In [1]:
import pandas as pd
import numpy as np

from sklearn import preprocessing
from sklearn.model_selection import train_test_split

In [2]:
# 鸢尾花数据集:load_iris()
# 手写数字数据集:load_digitals()
# 糖尿病数据集:load_diabetes()
# 乳腺癌数据集:load_breast_cancer()
# 波士顿房价数据集:load_boston()
# 体能训练数据集:load_linnerud()

# 载入原始数据

In [3]:
iris = pd.read_csv("../data/iris/iris.data", header=None)

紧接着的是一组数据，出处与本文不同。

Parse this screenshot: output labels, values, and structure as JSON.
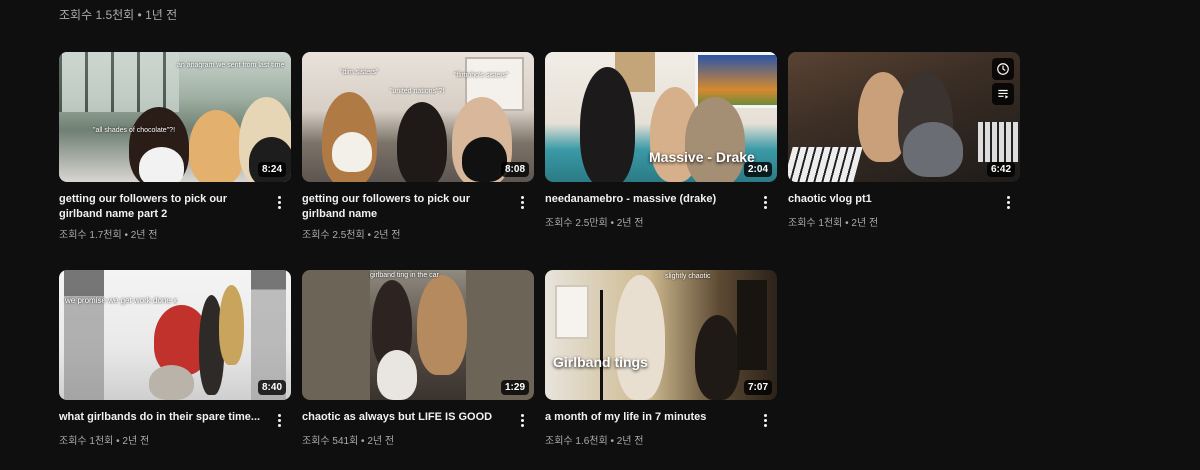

adult_names = ['age', 'workclass', 'fnlwgt', 'education', 'educationnum', 'maritalstatus', 'occupation', 'relationship', 'race',
        'sex', 'capitalgain', 'capitalloss', 'hoursperweek', 'nativecountry', 'label']
adult = pd.read_csv("../data/adult/adult.data", header=None, names=adult_names)
adult_test = pd.read_csv("../data/adult/adult.test", header=None, skiprows=[0],names=adult_names)

letter = pd.read_csv("../data/letter/letter-recognition.data", header=None)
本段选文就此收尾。